In 1965 Ian Smith unilaterally declared Southern Rhodesia independent (UDI). Smith then faced an intensified costly guerrilla war that none would win. Eventually Smith and the guerrillas led by Mugabe agreed to form a government of national unity before complete majority rule followed.

The apartheid regime and the ANC – the two enemies that had fought a bitter war – both realized that the war was unwinnable. They concluded that a government of national unity was the answer. Mandela served as president and F.W. de Klerk, the champion of the brutal apartheid regime, as vice president.
      
These illustrations prove that in politics there are no permanent enemies, opponents or adversaries. It is interests that are permanent.

In Uganda the NRM and the opposition have common interests: to ensure that our families, our children in present and future generations live in peace, security and dignity.

The NRM supporters are increasingly getting worried that if their flag-bearer Gen.
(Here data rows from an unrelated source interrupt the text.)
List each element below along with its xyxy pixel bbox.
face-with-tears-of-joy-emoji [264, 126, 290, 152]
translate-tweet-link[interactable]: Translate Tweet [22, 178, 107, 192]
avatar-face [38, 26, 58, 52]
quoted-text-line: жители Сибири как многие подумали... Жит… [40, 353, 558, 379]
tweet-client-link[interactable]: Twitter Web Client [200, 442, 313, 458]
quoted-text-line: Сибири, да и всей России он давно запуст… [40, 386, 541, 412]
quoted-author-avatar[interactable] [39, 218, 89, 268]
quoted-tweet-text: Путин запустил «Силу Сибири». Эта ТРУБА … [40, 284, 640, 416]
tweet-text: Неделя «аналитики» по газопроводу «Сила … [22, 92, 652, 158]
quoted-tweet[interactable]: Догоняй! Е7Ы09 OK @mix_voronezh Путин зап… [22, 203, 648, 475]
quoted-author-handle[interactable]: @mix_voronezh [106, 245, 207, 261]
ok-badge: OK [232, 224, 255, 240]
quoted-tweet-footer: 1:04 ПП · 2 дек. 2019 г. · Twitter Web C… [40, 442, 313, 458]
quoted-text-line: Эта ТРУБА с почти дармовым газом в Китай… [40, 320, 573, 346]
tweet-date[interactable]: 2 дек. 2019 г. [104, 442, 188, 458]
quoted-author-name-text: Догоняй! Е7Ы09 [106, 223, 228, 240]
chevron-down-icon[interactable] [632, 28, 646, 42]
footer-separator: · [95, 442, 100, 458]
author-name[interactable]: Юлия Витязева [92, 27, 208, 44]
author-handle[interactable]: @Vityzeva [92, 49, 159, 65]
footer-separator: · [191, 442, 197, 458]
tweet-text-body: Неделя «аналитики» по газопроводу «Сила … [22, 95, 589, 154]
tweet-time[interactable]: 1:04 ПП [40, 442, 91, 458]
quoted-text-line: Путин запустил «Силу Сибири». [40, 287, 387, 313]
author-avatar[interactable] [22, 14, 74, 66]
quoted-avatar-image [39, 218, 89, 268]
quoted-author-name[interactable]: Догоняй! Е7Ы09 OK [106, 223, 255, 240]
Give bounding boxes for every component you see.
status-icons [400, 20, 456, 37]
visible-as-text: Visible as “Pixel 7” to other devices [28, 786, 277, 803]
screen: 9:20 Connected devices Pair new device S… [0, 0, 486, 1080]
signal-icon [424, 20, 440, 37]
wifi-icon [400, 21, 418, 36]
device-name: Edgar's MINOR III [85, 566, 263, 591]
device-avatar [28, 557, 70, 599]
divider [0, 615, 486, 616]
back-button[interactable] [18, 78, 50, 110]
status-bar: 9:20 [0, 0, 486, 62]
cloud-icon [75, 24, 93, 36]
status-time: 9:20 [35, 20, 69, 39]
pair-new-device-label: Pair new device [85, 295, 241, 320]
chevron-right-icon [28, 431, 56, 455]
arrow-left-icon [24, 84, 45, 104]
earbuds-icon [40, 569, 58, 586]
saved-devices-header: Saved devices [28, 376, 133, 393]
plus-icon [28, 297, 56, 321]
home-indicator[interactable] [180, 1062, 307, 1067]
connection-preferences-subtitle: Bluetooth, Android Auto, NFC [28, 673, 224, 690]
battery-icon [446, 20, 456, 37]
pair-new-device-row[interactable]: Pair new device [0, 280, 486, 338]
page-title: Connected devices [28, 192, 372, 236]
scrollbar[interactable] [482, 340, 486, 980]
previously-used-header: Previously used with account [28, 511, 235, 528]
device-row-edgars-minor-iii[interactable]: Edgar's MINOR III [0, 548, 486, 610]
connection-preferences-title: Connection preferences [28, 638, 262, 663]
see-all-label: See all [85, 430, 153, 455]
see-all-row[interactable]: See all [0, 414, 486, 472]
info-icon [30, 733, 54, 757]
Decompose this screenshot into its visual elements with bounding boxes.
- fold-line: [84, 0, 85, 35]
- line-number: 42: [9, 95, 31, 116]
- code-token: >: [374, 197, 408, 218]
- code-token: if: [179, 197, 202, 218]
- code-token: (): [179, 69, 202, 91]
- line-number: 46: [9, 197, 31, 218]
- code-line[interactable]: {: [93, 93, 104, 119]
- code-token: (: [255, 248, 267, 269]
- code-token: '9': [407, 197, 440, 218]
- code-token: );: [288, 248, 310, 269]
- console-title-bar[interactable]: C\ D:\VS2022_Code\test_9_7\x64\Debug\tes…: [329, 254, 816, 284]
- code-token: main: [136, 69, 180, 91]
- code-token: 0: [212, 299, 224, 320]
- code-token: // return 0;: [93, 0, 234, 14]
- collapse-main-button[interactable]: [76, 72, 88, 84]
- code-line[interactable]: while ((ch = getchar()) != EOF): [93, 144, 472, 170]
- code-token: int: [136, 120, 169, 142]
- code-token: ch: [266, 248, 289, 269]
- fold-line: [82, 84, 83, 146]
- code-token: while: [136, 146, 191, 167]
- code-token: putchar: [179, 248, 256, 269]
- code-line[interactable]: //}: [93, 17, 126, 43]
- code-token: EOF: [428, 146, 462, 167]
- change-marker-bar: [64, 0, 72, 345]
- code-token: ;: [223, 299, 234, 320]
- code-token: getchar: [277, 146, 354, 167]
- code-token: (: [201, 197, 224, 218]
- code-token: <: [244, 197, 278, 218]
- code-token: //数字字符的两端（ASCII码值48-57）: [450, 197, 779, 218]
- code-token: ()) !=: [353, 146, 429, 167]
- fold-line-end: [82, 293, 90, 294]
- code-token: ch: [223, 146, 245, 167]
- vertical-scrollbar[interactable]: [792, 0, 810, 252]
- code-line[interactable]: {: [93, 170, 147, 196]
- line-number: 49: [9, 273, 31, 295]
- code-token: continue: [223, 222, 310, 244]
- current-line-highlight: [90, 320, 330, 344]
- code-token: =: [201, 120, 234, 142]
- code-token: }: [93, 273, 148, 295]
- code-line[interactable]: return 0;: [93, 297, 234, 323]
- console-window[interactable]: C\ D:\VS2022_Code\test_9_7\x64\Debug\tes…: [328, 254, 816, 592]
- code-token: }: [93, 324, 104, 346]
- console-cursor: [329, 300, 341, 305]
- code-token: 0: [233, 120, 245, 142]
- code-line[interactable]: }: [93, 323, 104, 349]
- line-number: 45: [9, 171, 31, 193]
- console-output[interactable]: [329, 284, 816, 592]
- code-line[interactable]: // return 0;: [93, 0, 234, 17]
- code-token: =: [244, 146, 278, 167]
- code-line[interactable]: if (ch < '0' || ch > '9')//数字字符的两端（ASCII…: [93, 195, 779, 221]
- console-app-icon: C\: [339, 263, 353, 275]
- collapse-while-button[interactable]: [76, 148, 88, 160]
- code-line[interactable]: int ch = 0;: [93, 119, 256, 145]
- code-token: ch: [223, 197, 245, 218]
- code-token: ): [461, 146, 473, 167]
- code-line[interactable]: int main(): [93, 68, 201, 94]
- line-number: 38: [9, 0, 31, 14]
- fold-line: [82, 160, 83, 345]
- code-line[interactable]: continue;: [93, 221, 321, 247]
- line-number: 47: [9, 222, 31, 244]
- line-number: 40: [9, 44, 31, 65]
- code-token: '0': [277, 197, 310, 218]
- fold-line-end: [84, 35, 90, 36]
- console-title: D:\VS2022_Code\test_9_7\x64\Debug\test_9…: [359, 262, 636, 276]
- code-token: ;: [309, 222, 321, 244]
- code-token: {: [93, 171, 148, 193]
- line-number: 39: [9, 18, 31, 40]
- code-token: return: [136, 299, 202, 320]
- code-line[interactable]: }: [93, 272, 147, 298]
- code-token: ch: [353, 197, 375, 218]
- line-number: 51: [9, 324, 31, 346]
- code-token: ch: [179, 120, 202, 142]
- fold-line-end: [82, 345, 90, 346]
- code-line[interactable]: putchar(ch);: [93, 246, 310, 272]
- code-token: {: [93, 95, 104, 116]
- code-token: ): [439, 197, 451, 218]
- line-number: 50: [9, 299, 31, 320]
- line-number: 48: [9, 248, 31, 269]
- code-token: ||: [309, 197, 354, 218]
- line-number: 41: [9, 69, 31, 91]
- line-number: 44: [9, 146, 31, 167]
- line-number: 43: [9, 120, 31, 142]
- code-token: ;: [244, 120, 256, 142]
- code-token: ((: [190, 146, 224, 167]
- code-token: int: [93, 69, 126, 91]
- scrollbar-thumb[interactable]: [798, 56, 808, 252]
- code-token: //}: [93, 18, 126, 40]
Museveni is defeated their interests will suffer.

Those in the opposition are increasingly worried that if they stay out of power much longer their interests may be irreparably damaged.

Thus, since the interests of both parties are the same, arrangements to protect them through a transitional government or government of national unity as the Forum for Democratic Change (FDC) party whose flag-bearer Dr. Kizza Besigye has suggested should be supported by all stakeholders including Uganda’s foreign development partners.

If NRM maintains the winner-take-all stance going into the February 18 presidential election those in the opposition may be forced to shift from peaceful defiance to an armed one.

Museveni the leader of NRM must not take this warning as an empty threat.